Summary

Mortality in severe trauma patients attended by emergency services in Navarre, Spain: validation of a new prediction model and comparison with the Revised Injury Severity Classification Score II

Ali Ali B, Lefering R, Fortún Moral M, Belzunegui Otano T

Affiliation of the authors

Servicio de Urgencias del Complejo Hospitalario de Navarra, Servicio Navarro de Salud-Osasunbidea, Pamplona, Spain. Institute for Research in Operative Medicine (IFOM), Universidad de Witten/Herdecke, Germany. Médico de Servicio de Urgencias/ UVI-Móvil. Hospital de Tudela. Servicio de Navarro de Salud- Osasunbidea, Tudela, Spain. Departamento de Salud, Universidad Pública de Navarra, Pamplona, Spain.

DOI

Quote

Ali Ali B, Lefering R, Fortún Moral M, Belzunegui Otano T. Mortality in severe trauma patients attended by emergency services in Navarre, Spain: validation of a new prediction model and comparison with the Revised Injury Severity Classification Score II. Emergencias. 2018;30:98-104

Summary

Objective.

To validate the Mortality Prediction Model of Navarre (MPMN) to predict death after severe trauma and compare it to the Revised Injury Severity Classification Score II (RISCII).

Methods.

Retrospective analysis of a cohort of severe trauma patients (New Injury Severity Score >15) who were attended by emergency services in the Spanish autonomous community of Navarre between 2013 and 2015. The outcome variable was 30-day all-cause mortality.

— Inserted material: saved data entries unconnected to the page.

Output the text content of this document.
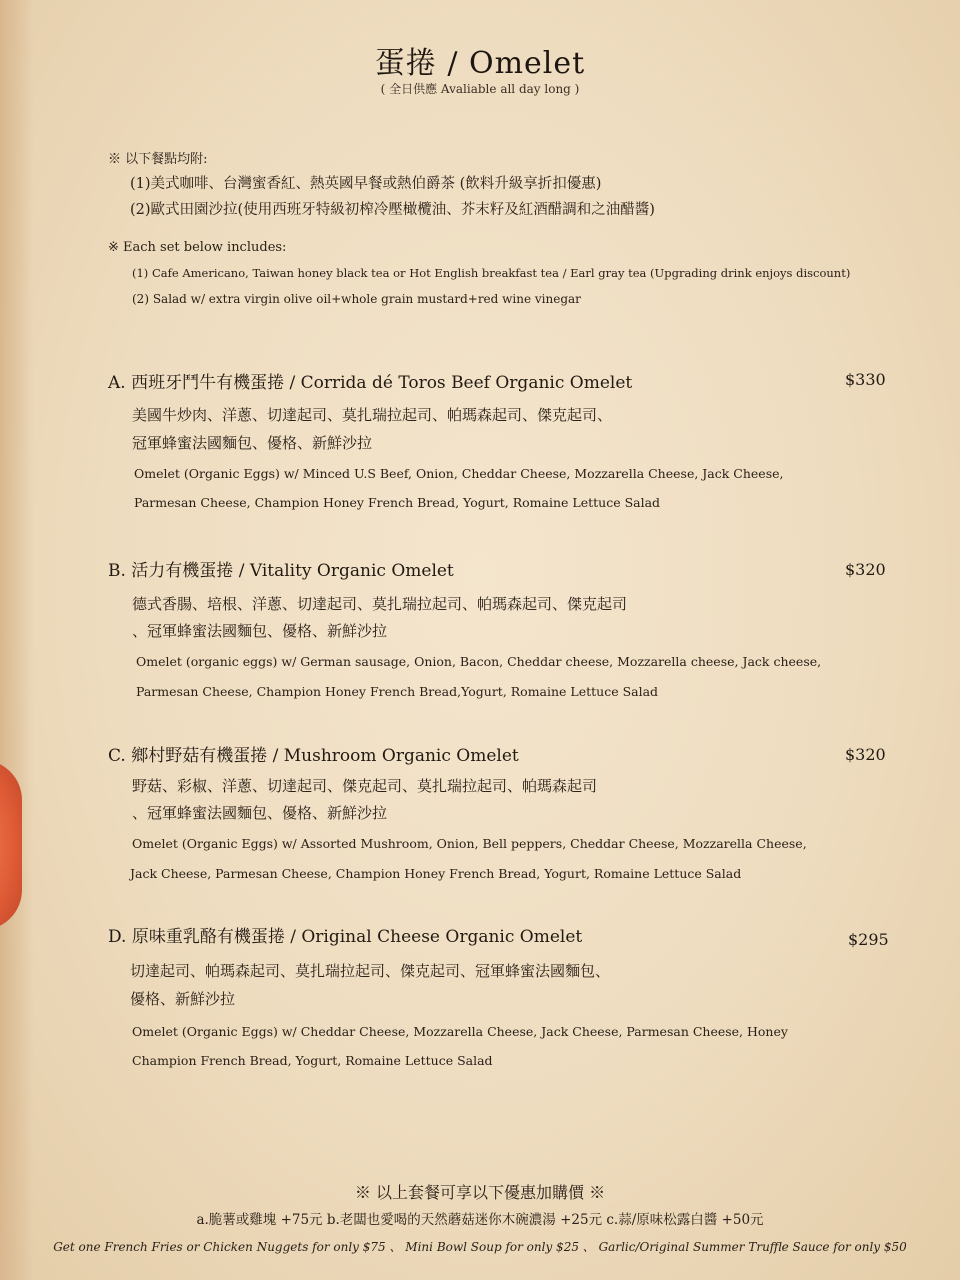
蛋捲 / Omelet
( 全日供應 Avaliable all day long )
※ 以下餐點均附:
(1)美式咖啡、台灣蜜香紅、熱英國早餐或熱伯爵茶 (飲料升級享折扣優惠)
(2)歐式田園沙拉(使用西班牙特級初榨冷壓橄欖油、芥末籽及紅酒醋調和之油醋醬)
※ Each set below includes:
(1) Cafe Americano, Taiwan honey black tea or Hot English breakfast tea / Earl gray tea (Upgrading drink enjoys discount)
(2) Salad w/ extra virgin olive oil+whole grain mustard+red wine vinegar
A. 西班牙鬥牛有機蛋捲 / Corrida dé Toros Beef Organic Omelet	$330
美國牛炒肉、洋蔥、切達起司、莫扎瑞拉起司、帕瑪森起司、傑克起司、
冠軍蜂蜜法國麵包、優格、新鮮沙拉
Omelet (Organic Eggs) w/ Minced U.S Beef, Onion, Cheddar Cheese, Mozzarella Cheese, Jack Cheese,
Parmesan Cheese, Champion Honey French Bread, Yogurt, Romaine Lettuce Salad
B. 活力有機蛋捲 / Vitality Organic Omelet	$320
德式香腸、培根、洋蔥、切達起司、莫扎瑞拉起司、帕瑪森起司、傑克起司
、冠軍蜂蜜法國麵包、優格、新鮮沙拉
Omelet (organic eggs) w/ German sausage, Onion, Bacon, Cheddar cheese, Mozzarella cheese, Jack cheese,
Parmesan Cheese, Champion Honey French Bread,Yogurt, Romaine Lettuce Salad
C. 鄉村野菇有機蛋捲 / Mushroom Organic Omelet	$320
野菇、彩椒、洋蔥、切達起司、傑克起司、莫扎瑞拉起司、帕瑪森起司
、冠軍蜂蜜法國麵包、優格、新鮮沙拉
Omelet (Organic Eggs) w/ Assorted Mushroom, Onion, Bell peppers, Cheddar Cheese, Mozzarella Cheese,
Jack Cheese, Parmesan Cheese, Champion Honey French Bread, Yogurt, Romaine Lettuce Salad
D. 原味重乳酪有機蛋捲 / Original Cheese Organic Omelet	$295
切達起司、帕瑪森起司、莫扎瑞拉起司、傑克起司、冠軍蜂蜜法國麵包、
優格、新鮮沙拉
Omelet (Organic Eggs) w/ Cheddar Cheese, Mozzarella Cheese, Jack Cheese, Parmesan Cheese, Honey
Champion French Bread, Yogurt, Romaine Lettuce Salad
※ 以上套餐可享以下優惠加購價 ※
a.脆薯或雞塊 +75元 b.老闆也愛喝的天然蘑菇迷你木碗濃湯 +25元 c.蒜/原味松露白醬 +50元
Get one French Fries or Chicken Nuggets for only $75 、 Mini Bowl Soup for only $25 、 Garlic/Original Summer Truffle Sauce for only $50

Risk was calculated with the MPMN and the RISCII. The performance of

each model was assessed with the area under the receiver operating characteristic (ROC) curve and precision with respect to observed mortality. Calibration was assessed with the Hosmer-Lemeshow test.

Results.

We included 516 patients. The mean (SD) age was 56 (23) years, and 363 (70%) were males. Ninety patients (17.4%) died within 30 days. The 30-day mortality rates predicted by the MPMN and RISCII were 16.4% and 15.4%, respectively. The areas under the ROC curves were 0.925 (95% CI, 0.902–0.952) for the MPMN and 0.941 (95% CI, 0.921–0.962) for the RISCII (P=0.269, DeLong test). Calibration statistics were 13.6 (P=.09) for the MPMN and 8.9 (P=.35) for the RISCII.

Conclusions.

Both the MPMN and the RISCII show good ability to discriminate risk and predict 30-day all-cause mortality in severe trauma patients.